The ACCORD study, which aimed to determine whether intensive therapy to treat to the target of normal glycated hemoglobin levels would reduce cardiovascular events in patients with T2D, found that intensive-therapy group had a significantly higher mortality as compared with standard therapy group [17]. The mean age of study subjects was 53.5 years and 46% of them are male patients. Hypoglycemia requiring medical assistance was much more frequent in the intensive-therapy group. Our current study is partially consistent with their findings [17], although the low glucose did not reach the criteria of significant hypoglycemia during their short hospital study period.
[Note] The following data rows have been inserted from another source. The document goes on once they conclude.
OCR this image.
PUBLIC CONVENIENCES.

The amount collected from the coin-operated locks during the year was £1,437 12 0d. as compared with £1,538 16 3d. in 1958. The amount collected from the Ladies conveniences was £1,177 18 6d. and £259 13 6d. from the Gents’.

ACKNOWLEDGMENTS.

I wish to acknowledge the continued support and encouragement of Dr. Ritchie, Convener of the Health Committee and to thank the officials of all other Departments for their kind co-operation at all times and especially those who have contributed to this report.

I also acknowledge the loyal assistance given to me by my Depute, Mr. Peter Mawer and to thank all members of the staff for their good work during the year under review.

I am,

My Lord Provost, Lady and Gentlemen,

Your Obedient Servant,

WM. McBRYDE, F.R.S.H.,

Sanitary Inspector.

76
Our data suggests that this may be important in intensive insulin therapy with or without using an insulin pump.

China has tremendous T2D patients according to national survey performed by Yang et al. in 2010 [18]. Increasing evidences demonstrated that patients with T2D in Chinese population are quite different from the Western countries, such as the thrifty gene carried in Chinese population [19], the different pattern of intake of nutrients and life style, the good responsiveness to oral antidiabetic agents (e.g., α-glucosidase inhibitor and sulfonylureas), the lower insulin dose requirements, the higher remission rate of short intensive insulin therapy [20], and the lower BMI and the less waist circumferences compared to whites [21]. In addition, Chinese population has the higher percentage of body fat than Europeans and African Americans at the same level of BMI [22, 23]. Early intensive insulin therapy in patients with newly diagnosed T2D in Chinese population achieved prolonged glycemic remission, as well as recovery and maintenance of β-cell function compared with treatment with oral hypoglycemic agents [1]. However, the importance of hypoglycemia in intensive insulin therapy compared to conventional therapy should be paid more attention.
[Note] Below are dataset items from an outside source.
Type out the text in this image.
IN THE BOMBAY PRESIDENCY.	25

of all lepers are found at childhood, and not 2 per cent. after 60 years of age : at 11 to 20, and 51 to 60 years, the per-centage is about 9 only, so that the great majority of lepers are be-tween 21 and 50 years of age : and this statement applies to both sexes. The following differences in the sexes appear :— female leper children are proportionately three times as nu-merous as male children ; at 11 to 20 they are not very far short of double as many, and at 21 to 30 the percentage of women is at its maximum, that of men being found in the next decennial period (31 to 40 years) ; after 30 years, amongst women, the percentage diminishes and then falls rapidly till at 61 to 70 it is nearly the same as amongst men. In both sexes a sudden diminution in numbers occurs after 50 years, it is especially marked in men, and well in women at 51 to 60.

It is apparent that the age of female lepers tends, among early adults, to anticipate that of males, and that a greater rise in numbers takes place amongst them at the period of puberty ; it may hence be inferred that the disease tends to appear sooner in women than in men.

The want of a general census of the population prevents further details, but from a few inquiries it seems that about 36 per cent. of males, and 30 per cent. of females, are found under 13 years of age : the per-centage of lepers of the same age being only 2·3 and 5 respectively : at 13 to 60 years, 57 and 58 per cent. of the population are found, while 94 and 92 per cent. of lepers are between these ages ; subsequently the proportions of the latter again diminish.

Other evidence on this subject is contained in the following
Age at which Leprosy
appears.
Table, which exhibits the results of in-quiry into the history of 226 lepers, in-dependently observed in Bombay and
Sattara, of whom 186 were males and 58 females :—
Our data also indicated that patients with onset of T2D had relatively less BMI (24.85 ± 3.20 kg/m2). This was in agreement with Ntuk et al. who reported that Chinese women with BMI 24.0 kg/m2 and Chinese men with BMI 26.0 kg/m2 have the equivalent prevalence of diabetes at BMI 30 kg/m2 in Western participants [21]. Furthermore, we found that insulin resistance was elevated in patients with higher BMI (≥25 kg/m2) compared to patients with less BMI (<25 kg/m2) [3.24 (2.25, 5.75) versus 2.05 (1.27, 3.37), P < 0.01]. We did not exclude patients with BMI less than 20 kg/m2, for Stommel and Schoenborn revealed that the chronic disease risk in underweight people was not increased compared with persons with BMI in the range of 20-21 and analyzed a very large sample (337,375 adults) [24].

Our study has several limitations. First, the study only observed patients population in Jiangsu Provence in China, so the situation might not be applicable to patients of other populations. Second, the stratified sample size (the older male and female patients) was relatively modest. Third, we did not demonstrate the underline mechanisms of older male patients who had a higher risk of nocturnal hypoglycemia when started on insulin intensive therapy. However, the increase of Matsuda Index (insulin sensitivity) [25] in male older patients compared to female older patients in our study might be related to the potential of nocturnal hypoglycemia in older male patients.

It is unknown why the old Chinese patients (≥60 years) tend to have higher incidence of lower nocturnal glucose concentrations, which may be potential risk of nocturnal hypoglycemia, especially after intensive insulin therapy. However, this highlights that more careful blood glucose monitoring may be necessary in older patients receiving intensive insulin therapy, especially in men, to prevent the incidence of nocturnal hypoglycemia.